The user attaches a photo in the Nutrition section; the frontend calls the Nutri-AI Backend at /detect (ingredient list) and/or /detect/image (segmented JPEG). The backend runs Grounding DINO with text-defined ingredient categories.

Step	Description
1	User chooses "Log meal" and optionally "Attach photo" in the Nutrition section.
2	Frontend sends the image to `/detect` (ingredient list) and/or `/detect/image` (segmented JPEG).
3	Backend loads Grounding DINO (Hugging Face Transformers): text-guided object detection with natural-language categories.
4	Ingredient categories (e.g. rice, egg, chicken, lettuce, bread) are defined in text; model returns bounding boxes with label and score.
5	Thresholds (score, NMS) are applied; list and/or image is returned; frontend translates labels and lets the user confirm or remove before saving.
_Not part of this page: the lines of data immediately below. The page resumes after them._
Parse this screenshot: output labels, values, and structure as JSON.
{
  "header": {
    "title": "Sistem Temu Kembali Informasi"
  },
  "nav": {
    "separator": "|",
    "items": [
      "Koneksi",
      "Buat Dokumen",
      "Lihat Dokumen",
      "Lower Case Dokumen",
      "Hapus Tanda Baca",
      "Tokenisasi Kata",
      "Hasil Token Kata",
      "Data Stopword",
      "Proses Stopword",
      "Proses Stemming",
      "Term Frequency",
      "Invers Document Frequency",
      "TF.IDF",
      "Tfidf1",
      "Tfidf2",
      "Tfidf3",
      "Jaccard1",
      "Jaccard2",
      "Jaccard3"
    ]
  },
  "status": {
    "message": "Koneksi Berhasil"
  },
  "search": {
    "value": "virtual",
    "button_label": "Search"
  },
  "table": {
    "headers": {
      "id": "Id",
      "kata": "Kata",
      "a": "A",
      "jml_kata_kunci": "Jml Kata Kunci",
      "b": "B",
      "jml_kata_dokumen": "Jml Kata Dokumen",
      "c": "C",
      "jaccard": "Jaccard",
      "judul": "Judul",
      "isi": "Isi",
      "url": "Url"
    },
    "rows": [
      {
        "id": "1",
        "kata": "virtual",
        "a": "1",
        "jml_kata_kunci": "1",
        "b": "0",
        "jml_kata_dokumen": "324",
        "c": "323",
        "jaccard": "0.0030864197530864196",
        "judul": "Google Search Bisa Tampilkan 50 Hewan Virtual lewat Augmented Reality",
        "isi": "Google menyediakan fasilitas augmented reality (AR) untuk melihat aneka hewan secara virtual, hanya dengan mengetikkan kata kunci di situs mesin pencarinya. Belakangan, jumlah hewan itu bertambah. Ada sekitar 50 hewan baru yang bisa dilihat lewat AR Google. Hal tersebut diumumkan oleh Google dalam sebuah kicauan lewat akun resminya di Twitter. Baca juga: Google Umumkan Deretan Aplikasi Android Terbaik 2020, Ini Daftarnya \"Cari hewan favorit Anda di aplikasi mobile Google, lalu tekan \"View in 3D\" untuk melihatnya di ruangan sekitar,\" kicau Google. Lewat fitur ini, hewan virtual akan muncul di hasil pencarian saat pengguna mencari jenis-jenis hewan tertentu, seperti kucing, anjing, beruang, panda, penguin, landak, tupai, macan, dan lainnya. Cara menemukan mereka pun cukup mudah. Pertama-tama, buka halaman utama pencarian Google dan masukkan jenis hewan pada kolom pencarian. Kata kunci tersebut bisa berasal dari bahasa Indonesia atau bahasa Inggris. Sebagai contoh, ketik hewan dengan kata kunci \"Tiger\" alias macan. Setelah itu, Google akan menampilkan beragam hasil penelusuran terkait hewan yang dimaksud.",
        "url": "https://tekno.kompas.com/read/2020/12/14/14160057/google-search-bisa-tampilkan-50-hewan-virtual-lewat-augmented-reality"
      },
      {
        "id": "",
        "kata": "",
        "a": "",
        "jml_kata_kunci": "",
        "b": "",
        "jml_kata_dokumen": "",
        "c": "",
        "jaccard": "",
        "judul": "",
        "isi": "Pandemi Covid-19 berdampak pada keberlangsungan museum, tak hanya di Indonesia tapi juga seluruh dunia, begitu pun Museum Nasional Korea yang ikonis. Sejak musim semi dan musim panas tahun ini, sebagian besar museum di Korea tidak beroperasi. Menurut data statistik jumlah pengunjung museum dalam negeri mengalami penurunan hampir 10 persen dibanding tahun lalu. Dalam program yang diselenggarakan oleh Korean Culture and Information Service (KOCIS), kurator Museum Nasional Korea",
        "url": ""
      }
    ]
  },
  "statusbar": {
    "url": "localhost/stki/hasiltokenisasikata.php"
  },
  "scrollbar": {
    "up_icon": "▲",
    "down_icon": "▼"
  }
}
The whole pipeline is zero-shot: no need to train the model on "my dishes"; it is enough to describe in text what you want to detect.

2. Implementation

The service uses PyTorch and TorchVision for computation, Transformers and Grounding DINO for zero-shot detection, and FastAPI to expose the API.

2.1 API

FastAPI with endpoints /detect (JSON: label, score, box per ingredient) and /detect/image (segmented JPEG). Image via multipart or body; Pillow opens it and passes it to the model.

2.2 Model

Grounding DINO via Transformers (Hugging Face): AutoModelForZeroShotObjectDetection and AutoProcessor. Model is loaded on demand (lazy) on the first request and runs with PyTorch on CPU or GPU.

2.3 Stack & Configuration

PyTorch and TorchVision for tensors and images; Transformers for model and processor; Pillow for I/O; FastAPI + Uvicorn; python-multipart. Parameters like BOX_THRESHOLD, TEXT_THRESHOLD, and model ID are in detection/config.py.

2.4 Deployment

Standalone Python service (Docker); model is downloaded from Hugging Face on first use. Frontend uses VITE_NUTRI_AI_API_URL to call this microservice.

Key Concepts

Grounding DINO

Text-guided object detection model that detects objects described in natural language without class-specific training.

Zero-Shot

No training on "my dishes"; ingredient categories are defined in text and the model generalizes from vision–language pretraining.

PyTorch & Transformers

Model runs on PyTorch; Hugging Face Transformers provides AutoModelForZeroShotObjectDetection and processor.

FastAPI

Exposes /detect and /detect/image; receives images via multipart and returns JSON or JPEG.